Silva was scratching his beard. “Maybe not. Maybe so.” He grinned. “I just had me a squirrelly notion. Maybe we can save the boat and everybody else too. Won’t be easy, but nothin’ else has been, so why whine about it? Maybe if all we save in the end is the gals, they’re still gonna need that damn boat. I figger it’s both, or what’s the point?”
“You really ha’ a ‘notion’?” Lawrence asked.
“I always got notions. Some are better than others, I’ll admit, but this just might work.” He slung the Doom Whomper and started back through the forest of bamboo. “C’mon. You’re gonna hafta help me sell this scheme. ’Sides, we still got a ways to heave that damn boat and time’s a’wastin’!”
“I keep saying that!” Lawrence complained.

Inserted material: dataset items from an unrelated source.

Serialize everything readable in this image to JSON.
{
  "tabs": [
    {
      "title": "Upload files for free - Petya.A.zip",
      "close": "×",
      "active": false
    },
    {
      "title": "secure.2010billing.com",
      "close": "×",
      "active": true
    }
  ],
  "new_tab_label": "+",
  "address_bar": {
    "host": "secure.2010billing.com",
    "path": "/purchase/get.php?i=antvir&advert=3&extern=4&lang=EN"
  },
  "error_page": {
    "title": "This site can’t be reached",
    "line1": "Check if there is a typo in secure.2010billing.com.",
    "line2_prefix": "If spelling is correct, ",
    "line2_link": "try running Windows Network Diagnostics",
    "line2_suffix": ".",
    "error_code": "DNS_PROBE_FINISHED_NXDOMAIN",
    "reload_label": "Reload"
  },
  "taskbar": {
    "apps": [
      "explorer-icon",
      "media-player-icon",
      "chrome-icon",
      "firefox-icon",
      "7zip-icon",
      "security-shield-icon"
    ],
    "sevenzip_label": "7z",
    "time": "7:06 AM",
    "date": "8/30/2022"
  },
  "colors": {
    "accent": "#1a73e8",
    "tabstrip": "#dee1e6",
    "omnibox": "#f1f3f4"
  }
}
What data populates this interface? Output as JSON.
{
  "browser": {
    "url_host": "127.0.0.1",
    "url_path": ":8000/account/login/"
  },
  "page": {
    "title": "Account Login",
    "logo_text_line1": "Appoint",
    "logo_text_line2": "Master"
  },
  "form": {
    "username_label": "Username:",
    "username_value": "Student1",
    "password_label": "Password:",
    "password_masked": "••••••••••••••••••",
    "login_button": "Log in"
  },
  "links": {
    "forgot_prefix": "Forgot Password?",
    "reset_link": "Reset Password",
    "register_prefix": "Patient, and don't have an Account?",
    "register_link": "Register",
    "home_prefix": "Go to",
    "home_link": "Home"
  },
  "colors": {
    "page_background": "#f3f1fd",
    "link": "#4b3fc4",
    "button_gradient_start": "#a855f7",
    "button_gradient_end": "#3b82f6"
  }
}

Silva’s “scheme” almost killed them all. First, when he detailed it, it resulted in yet another near-violent confrontation with Rajendra and his remaining Imperials. Rajendra in particular thought it was insane, and almost had Princess Rebecca believing him this time. She’d thought their island ordeal was almost over, and she so wanted off the dreadful place. Young Brassey didn’t remain silent this time, but openly sided with Silva and ultimately Sandra and the princess as Lawrence’s clear certainty finally convinced them that, wild as it was, Silva’s plan was their only hope. It was unquestionably Abel Cook’s only hope, and Brassey had grown very protective of his injured friend. He knew Rajendra and the other Imperials considered the boy expendable, but he didn’t, and he was beginning to suspect his princess didn’t either. With Brassey, and eventually even carpenter Hersh, on Silva’s side, that left only Rajendra, his engineer, and a single Imperial Marine objecting. There was no question of a democratic resolution, but the three holdouts doubted they could handle the “Mad American” by themselves, much less the rest of the heavily armed party. When Rebecca reluctantly decided to endorse the plan, the specter of treason reentered the dispute and open resistance melted away.
The second thing that almost destroyed them, despite the fact that they were molested by no more of the growing number of land-weary, lethargic shiksaks they saw, was the blistering, killing, physical pace Silva set beneath the murderous sun. The newly arrived shiksaks that had ventured so far from shore—probably staking an early claim to an ultimately less-crowded nesting area—would recover their “land legs” in time. They had to be finished by then. As the day wore on and they heaved the boat down the mild, much appreciated slope into the narrow savannah that Silva called the “kudzu patch,” the apparent tension of the island itself began to grow. Lizard birds squawked querulously and the strange little birds in the clearing swarmed erratically from place to place, or burst their formations completely into chaotically buzzing individuals. The odd, purplish flowers of the kudzu seemed to dance and sway with the breeze, as though imitating live creatures grazing about. The prickly thorns, so small and difficult to see when the group had passed this way before, were now larger and more erect on the vines. They carefully gave them a wide berth, laying the wooden rollers to clear the menacing patches of the weed.